Saturday, 21 May 2016

More Than Human by Theodore Sturgeon

More Than Human is the May read for my Cardiff-based book club. It's a classic of science fiction, award-winning in its time and considered very influential.

The premise of the book is focused on a group of people with unique qualities, who, together, become more than the combination of their parts. A hive mind, so to speak. In the book, they call it Gestalt.

That summary might be a strong hint that this is a book about a concept and an idea. It's much less interested in characters or people as individuals. The start of the novel is in fact very offputting - I'm pretty sure I would not have persevered with it if it wasn't for the book club. There's something quite icky about having one character consistently referred to as "The Idiot", and something very, very icky about the religious nutjob father in his secluded bit of the woods with his two daughters...

If you get beyond the skin-curdling beginning, the book has three parts. Part one - a group of children and an idiot accumulate together and form a family unit of sorts. Part two - a youngster with selective amnesia sees a psychiatrist to understand what he has become. Part three - a middle-aged man with amnesia and an obsessive nature talks with a young woman to understand what happened to him.

The plot device used in the last two thirds of the book - of having a damaged, traumatised amnesiac slowly peel away the layers of memories to gain an understanding of their past and present - is a bit lame. It's even more lame that the same device is used twice in a row (for different characters).

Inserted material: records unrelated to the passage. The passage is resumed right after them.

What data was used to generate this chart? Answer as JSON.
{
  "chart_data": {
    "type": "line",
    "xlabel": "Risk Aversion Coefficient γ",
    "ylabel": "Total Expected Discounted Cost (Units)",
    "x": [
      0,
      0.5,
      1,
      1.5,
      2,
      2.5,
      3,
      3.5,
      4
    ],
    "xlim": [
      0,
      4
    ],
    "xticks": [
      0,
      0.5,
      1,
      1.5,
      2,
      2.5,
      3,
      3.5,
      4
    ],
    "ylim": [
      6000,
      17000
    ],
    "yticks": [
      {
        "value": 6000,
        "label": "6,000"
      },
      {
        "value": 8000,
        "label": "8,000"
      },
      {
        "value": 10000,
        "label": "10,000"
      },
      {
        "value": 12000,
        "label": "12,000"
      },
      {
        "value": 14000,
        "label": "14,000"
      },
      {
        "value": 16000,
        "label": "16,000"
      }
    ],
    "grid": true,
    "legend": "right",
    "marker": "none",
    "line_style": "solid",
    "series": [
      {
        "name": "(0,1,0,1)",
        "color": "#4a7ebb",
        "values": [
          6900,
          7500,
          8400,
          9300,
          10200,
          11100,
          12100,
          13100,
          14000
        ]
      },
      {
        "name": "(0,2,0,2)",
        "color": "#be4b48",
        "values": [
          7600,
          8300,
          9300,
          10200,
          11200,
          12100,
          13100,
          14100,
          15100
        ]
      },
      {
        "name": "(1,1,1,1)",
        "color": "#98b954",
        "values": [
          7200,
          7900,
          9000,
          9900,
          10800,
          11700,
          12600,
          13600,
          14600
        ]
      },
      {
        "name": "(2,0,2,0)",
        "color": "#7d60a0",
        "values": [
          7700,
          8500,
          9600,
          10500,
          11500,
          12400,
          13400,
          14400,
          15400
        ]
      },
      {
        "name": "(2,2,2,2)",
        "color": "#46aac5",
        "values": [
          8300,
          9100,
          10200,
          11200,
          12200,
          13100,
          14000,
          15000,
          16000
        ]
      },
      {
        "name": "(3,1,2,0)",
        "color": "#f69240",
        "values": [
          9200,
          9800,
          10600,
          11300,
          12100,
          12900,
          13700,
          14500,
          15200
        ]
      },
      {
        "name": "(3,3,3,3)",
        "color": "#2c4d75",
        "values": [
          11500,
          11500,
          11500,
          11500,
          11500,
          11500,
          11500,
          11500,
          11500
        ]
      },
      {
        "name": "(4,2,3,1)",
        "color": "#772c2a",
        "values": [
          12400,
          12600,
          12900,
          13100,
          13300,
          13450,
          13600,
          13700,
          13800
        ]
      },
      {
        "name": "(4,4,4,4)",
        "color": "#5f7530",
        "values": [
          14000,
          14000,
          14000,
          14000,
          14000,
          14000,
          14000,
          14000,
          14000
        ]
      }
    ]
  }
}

Icky storytelling, a somewhat misanthropic attitude towards its characters, a complete inability by the author to write convincing children characters, lame storytelling devices - I did not enjoy anything about this book. In the end, it is a book which lives and dies by its idea, that humans, as a hive, might be (or become) part of some collective organism. It's an influential idea, and it must have been pretty impressively original at the time when the novel was written, for it to become an award-winning classic. That said, I can't recommend it to modern readers.